Years ago I came across an abridged audio version narrated by Tom Skerrit and have been hoping for an unabridged version ever since. Thanks to Audible's Modern Vanguard Series for making it happen.
This a wonderful and inventive, fish out of water, African adventure. The novel is filled with humor and is uniquely personalized as it is told in a self deprecating, first person narrative, by a huge, middle aged man, who is keenly aware of his many faults and potential for gaffes but who can't resist seizing the moment in his huge hands and wringing everything he can from it. The choice of Joe Barrett as narrator and the style of Barrett's delivery is inspired.
Anything read by Joe Barrett automatically makes the book better. This is an insightfull story of one mans personal journey to 'be'. Full of enlightened understand of his own faults and limitations Henderson critics his growth and maturation.
Well written. Would read again from this author.
Bellow is a thinker, and the story seems to be a platform for his ideas. That could leave you flat if Henderson wasn't such an excellent character. His travels in Africa and conversations with the few people that become his friends are really the life of the book. A few exciting sequences, but mostly an examination of life.
The reader does a great job. The voice he uses for Henderson is a very specific character choice, so much so that it puts the entire book in a certain context. I was left wondering if Henderson would have been a different man in my mind had I heard a flat reading or actually read the book.

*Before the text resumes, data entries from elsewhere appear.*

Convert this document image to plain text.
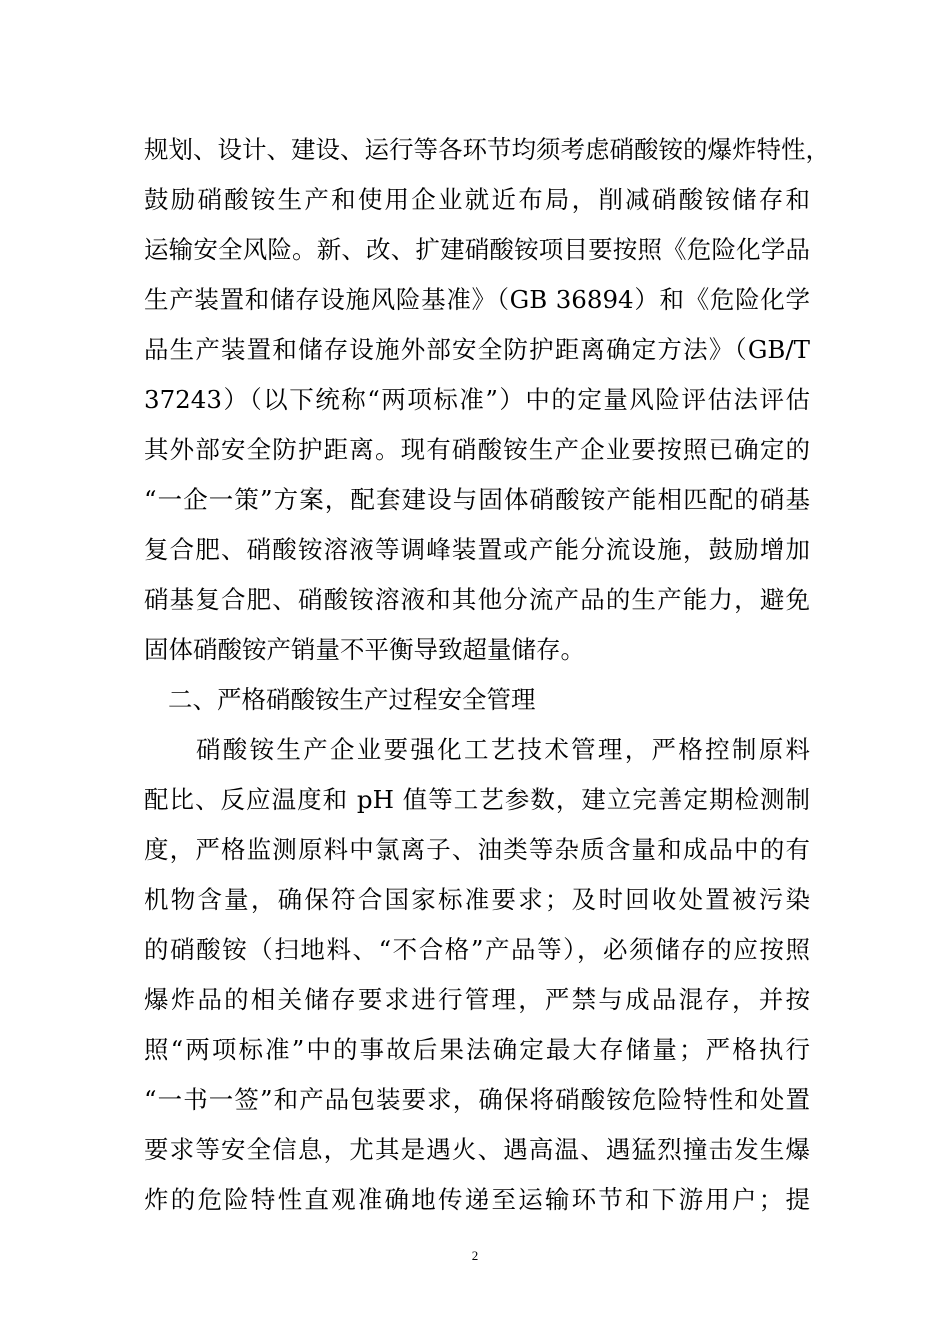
规划、设计、建设、运行等各环节均须考虑硝酸铵的爆炸特性，
鼓励硝酸铵生产和使用企业就近布局，削减硝酸铵储存和
运输安全风险。新、改、扩建硝酸铵项目要按照《危险化学品
生产装置和储存设施风险基准》（GB 36894）和《危险化学
品生产装置和储存设施外部安全防护距离确定方法》（GB/T
37243）（以下统称“两项标准”）中的定量风险评估法评估
其外部安全防护距离。现有硝酸铵生产企业要按照已确定的
“一企一策”方案，配套建设与固体硝酸铵产能相匹配的硝基
复合肥、硝酸铵溶液等调峰装置或产能分流设施，鼓励增加
硝基复合肥、硝酸铵溶液和其他分流产品的生产能力，避免
固体硝酸铵产销量不平衡导致超量储存。
二、严格硝酸铵生产过程安全管理
硝酸铵生产企业要强化工艺技术管理，严格控制原料
配比、反应温度和 pH 值等工艺参数，建立完善定期检测制
度，严格监测原料中氯离子、油类等杂质含量和成品中的有
机物含量，确保符合国家标准要求；及时回收处置被污染
的硝酸铵（扫地料、“不合格”产品等），必须储存的应按照
爆炸品的相关储存要求进行管理，严禁与成品混存，并按
照“两项标准”中的事故后果法确定最大存储量；严格执行
“一书一签”和产品包装要求，确保将硝酸铵危险特性和处置
要求等安全信息，尤其是遇火、遇高温、遇猛烈撞击发生爆
炸的危险特性直观准确地传递至运输环节和下游用户；提
2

Funny, ironic, sad and packed with philosophical musings, this book is a tour de force. No other way to put it. One of those books you can't imagine how it was conceived nor how it was written. Just amazing. Joe Barrett brings it all to life. Could be the best narration I've experienced. Very enjoyable. Bellow is amazing.
I adored this book. Joe Barrett put an awful lot into this and is incredibly consistent in his vocal characterization of the various characters. This is my first Bellow book, so others who have already been initiated will know how I felt. I was so refreshed, invigorated and moved - in many directions. Some of the philosophizing did go over my head, but it was always enjoyable, and Bellow is amazing at pacing things for the reader. I didn't realize how funny he was - for some reason I didn't pick that up in the reviews I read before buying this. But as well as laughing, roaring I should say, out loud I choked up on several occasions. I'm so excited at discovering Bellow, and I'm going straight ahead and plunging into the next one now! Don't hesitate, I just can't imagine how you won't enjoy it!
A pure pleasure to listen to; Barrett does a pitch perfect job with the title character and the multiple voices. It's a wildly strange and funny book, and Barrett captures every nuance.